Trotz Gesundheitskampagnen gilt: Weltweit ist der Anteil der Menschen, die sich zu wenig bewegen, seit 2001 gleich geblieben. Besonders wohlhabende Länder und – gerade in Ländern mit traditionellen Rollenbildern – Frauen sind vom Problem des Bewegungsmangels betroffen. In Deutschland ist die Zahl der Menschen, die sich zu wenig bewegen, zwischen 2001 und 2016 sogar um 15 Prozent angestiegen. Mit 42,2 Prozent Inaktiven liegt Deutschland nun auf Platz 15 der bewegungsfaulsten Länder der Welt. Damit steht es deutlich schlechter da als viele Nachbarländer wie etwa Österreich mit 30,1 Prozent oder Schweden mit 23,1 Prozent Inaktiven. Die Studie ist am 04.09.2018 im Fachblatt Lancet Global Health veröffentlicht worden.
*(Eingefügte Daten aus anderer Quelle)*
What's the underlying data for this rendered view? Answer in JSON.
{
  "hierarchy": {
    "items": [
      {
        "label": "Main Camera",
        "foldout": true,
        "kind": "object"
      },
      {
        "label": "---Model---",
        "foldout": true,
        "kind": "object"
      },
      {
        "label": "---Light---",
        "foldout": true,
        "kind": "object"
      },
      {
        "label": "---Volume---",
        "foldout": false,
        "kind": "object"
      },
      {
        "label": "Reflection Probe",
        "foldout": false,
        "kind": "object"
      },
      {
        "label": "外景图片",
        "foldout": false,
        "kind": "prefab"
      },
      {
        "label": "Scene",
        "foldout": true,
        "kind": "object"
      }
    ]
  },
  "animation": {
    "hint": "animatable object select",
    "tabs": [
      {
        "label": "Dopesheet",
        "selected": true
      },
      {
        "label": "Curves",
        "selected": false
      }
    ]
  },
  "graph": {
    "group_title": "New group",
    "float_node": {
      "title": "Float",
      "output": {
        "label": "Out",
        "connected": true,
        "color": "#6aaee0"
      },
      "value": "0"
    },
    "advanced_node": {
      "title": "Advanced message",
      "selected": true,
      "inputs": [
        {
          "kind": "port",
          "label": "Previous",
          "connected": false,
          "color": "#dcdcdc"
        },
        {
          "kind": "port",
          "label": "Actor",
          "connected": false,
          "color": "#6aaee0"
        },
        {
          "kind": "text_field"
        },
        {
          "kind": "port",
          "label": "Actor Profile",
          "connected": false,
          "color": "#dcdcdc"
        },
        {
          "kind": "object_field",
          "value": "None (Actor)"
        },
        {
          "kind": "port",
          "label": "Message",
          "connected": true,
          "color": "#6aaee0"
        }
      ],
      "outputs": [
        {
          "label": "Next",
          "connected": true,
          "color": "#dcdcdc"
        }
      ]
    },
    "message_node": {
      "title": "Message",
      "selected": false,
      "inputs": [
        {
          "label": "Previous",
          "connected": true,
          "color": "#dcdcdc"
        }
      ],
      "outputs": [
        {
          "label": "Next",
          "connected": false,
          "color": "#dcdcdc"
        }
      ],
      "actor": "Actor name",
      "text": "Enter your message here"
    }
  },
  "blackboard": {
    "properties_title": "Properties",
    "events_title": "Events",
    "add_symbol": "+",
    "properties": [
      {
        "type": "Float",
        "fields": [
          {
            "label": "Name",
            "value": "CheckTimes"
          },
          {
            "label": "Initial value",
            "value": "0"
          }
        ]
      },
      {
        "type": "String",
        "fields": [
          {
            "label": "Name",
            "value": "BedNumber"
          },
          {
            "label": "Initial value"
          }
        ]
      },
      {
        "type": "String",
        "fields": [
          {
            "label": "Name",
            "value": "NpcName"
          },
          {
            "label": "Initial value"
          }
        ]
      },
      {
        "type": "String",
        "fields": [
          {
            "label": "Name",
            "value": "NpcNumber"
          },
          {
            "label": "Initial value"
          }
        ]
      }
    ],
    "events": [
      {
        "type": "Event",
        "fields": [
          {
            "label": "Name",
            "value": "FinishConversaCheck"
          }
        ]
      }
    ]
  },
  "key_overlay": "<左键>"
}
Die Studienautoren – Wissenschaftler*innen der Weltgesundheitsorganisation WHO und der Universität Perth – definierten ausreichende körperliche Aktivität als 150 Minuten moderate Bewegung oder 75 Minuten Sport pro Woche. Alles darunter ist von den Studienautoren als Bewegungsmangel gewertet worden. Die WHO will die Senkung des Bewegungsmangels – immerhin wichtiger Risikofaktor für Krankheiten wie Herz-Kreislauf-Erkrankungen, Diabetes oder Krebs – um zehn Prozent bis zum Jahr 2025. Um dies noch zu erreichen, fordern die Wissenschaftler*innen unverzüglich politische Maßnahmen.

In mindestens acht deutschsprachigen Medien ist unabhängig voneinander über die Studie berichtet worden. Bei Welt Online und bei der Süddeutschen Zeitung ist dabei eine unbeteiligte Expertin der Universität Sydney aus einem ebenfalls im Lancet veröffentlichten Kommentar zur Studie zu den Gründen des Bewegungsmangels zitiert worden. In der Süddeutschen Zeitung, die einen besonders ausführlichen Bericht zur Studie geliefert hat, ist außerdem ein unbeteiligter Experte der Technischen Universität München speziell zur Situation in Deutschland zitiert worden. Generell ist in vielen Berichten besonders auf die Verschlechterung der Zahlen zu Deutschland aufmerksam gemacht worden.

Steckbrief

Journal: Lancet Global Health

Pressemitteilungen: Ja (von der Fachzeitschrift)

Aufgegriffen von:

  • AFP: Neue Zürcher Zeitung (05.09.2018), Süddeutsche Zeitung (05.09.2018)
  • APA: science.ORF.at (05.09.2018)
  • dpa: Frankfurter Rundschau (05.09.2018), Stuttgarter Nachrichten (05.09.2018)
  • Spiegel Online (05.09.2018)
  • Stern Online (05.09.2018)
  • Welt Online (05.09.2018)
  • Zeit Online (05.09.2018)
  • Süddeutsche Zeitung (06.08.2018)

 

*Protokoll: Hendrik Boldt

 

Die Vorhersage der Auswahl von Themen seitens der Journalisten gleicht dem täglichen Blick in die Glaskugel. Haben Journalisten das entsprechende Fachjournal auf dem Schirm? Werden sie das Thema aufgreifen und berichten? Wenn ja: mit welchem Dreh? Wenn nein: Kann es sein, dass wichtige entscheidungsrelevante Forschungsergebnisse, über die berichtet werden sollte, übersehen werden? Im Science Media Newsreel dokumentiert das Team des SMC einmal pro Woche rückblickend die kongruenten Wissenschaftsthemen, die aus namentlich genannten Fachzeitschriften in Presseerzeugnissen und Internetangeboten aufgegriffen wurden. Erwähnt werden nur solche Themen, die bei unserem zugegeben unvollständigen Monitoring in mehr als fünf unterschiedlichen Redaktionen mit textlich nicht identischen Berichten aufgegriffen wurden.